I don't know how that particular poll was worded, but in general if your a politician who rails against the top 1%, you might suffer from the fact that people have widely varying conceptions of who the 1% are.
I swear there’s a joke or cautionary tale here somewhere about “first they came for..” or something along those lines. The phrasing escapes me.
Maybe the problem isn’t that you can’t automate a CEO, it’s that the actual tangible work just isn’t worth as much as some companies pay for it, and this thread it touching a few too many raw nerves.
Well, either way it’s hilarious.
It would be an interesting experiment to promote an executive assistant to CEO though.
Also, I think it misses the critical point. C-suite executives operate under immense pressure to deliver abstract business outcomes, but the lack of clear, immediate feedback loops and well-defined success metrics makes their roles resistant to automation. AI needs concrete reward functions that executive decision-making simply doesn't provide.
but as someone who has the honor of working witha really good ceo i can definitely say that you cannot automate them. maybe in some streamlined corporate machine like ibm or something, but not in a living growing company
Whatever the merits of the argument here (and my bolshie side has also flippantly pushed it in the past) the motivation and thrust of the essay needs to be considered in that ideological grounding.
If you've ever worked at a company that's a chaotic shitshow, you'll know how strong the effect of the CEO is - it always comes down to the guy at the top not being up to it.
The leverage of the role is enormous, and the strength of someone who can carry out this role well for a large company is sky high - not many such people in the world, and they only need one.
So the math all comes out very straightforward: even at obscene looking salaries, they're still a bargain.
It’s been tried before, it didn’t work out well.

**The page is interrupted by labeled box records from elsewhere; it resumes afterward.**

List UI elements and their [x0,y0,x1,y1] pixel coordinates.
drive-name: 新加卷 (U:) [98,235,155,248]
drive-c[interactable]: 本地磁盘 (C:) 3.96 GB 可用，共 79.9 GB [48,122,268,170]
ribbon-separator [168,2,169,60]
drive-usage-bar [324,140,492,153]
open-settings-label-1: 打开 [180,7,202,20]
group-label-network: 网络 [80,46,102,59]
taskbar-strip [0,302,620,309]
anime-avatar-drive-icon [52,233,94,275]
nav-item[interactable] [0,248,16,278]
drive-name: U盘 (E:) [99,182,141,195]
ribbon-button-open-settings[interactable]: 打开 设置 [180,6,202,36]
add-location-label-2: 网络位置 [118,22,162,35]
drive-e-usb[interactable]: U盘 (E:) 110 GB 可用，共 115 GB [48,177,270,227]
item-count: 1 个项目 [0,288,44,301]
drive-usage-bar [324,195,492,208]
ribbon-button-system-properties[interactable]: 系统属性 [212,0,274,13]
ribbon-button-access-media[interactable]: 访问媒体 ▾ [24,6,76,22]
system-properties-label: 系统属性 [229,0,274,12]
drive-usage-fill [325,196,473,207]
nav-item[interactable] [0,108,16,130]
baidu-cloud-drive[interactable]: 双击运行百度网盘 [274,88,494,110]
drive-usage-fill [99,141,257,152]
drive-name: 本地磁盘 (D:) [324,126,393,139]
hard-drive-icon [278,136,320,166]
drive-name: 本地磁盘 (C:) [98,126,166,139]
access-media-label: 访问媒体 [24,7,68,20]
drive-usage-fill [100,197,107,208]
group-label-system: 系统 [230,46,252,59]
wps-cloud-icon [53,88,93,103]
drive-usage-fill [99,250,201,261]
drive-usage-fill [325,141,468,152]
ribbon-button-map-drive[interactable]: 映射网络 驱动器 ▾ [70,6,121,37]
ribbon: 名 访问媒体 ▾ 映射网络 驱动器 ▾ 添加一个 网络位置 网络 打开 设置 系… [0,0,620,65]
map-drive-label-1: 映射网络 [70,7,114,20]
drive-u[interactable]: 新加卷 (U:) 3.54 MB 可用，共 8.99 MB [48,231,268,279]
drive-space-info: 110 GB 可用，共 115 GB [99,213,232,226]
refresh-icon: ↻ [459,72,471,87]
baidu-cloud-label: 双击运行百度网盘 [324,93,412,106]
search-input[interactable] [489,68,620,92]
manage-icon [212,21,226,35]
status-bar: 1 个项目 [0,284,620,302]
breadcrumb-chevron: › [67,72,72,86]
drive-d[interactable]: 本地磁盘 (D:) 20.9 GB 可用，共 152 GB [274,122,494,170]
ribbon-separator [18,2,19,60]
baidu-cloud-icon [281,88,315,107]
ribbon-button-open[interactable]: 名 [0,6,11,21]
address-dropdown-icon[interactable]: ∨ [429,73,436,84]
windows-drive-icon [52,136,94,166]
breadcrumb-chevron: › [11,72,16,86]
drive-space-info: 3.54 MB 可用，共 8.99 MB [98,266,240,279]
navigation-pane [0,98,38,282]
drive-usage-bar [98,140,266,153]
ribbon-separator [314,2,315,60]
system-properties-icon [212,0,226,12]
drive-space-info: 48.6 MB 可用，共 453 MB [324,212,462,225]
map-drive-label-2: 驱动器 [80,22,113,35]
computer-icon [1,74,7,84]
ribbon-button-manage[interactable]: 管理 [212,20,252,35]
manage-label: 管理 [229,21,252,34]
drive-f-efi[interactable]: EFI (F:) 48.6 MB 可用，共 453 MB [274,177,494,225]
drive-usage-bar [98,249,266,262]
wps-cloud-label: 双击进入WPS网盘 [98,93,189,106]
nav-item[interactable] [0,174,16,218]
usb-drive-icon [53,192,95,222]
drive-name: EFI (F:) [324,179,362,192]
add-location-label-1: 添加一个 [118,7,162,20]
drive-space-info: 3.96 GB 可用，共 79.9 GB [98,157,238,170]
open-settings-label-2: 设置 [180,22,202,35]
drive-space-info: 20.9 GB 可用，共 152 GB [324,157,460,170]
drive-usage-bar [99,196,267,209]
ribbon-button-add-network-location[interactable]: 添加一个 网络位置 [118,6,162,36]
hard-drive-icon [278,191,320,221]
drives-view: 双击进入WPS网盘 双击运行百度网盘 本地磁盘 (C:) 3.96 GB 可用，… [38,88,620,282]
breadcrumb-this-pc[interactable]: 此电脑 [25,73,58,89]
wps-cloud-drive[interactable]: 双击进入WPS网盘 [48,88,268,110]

An even more interesting one is: What will we reward?
We've been rewarding labor quantity, as well as quality via higher wages - as motivation and as incentives for more education. This reflected the productivity primacy of knowledge work in modern economies, but that might not be the case down the road.
We've also been rewarding capital. Originally this was a way for the elites to keep themselves in place (a.k.a. economic rents), but in modern times it's been more of an entrepreneurial incentive (a.k.a. economic profits.)
Without the economic profit rationale, there's no reason to reward capital accumulation. Only pro-profit decisions are good for society, pro-rent decisions are awful. If there's no profit to incentivize, capitalism is just bad all around.
If AI becomes a better profit decision-maker than an entrepreneur, any humans left in the loop are nothing but high-rollers gambling with everyone else's money.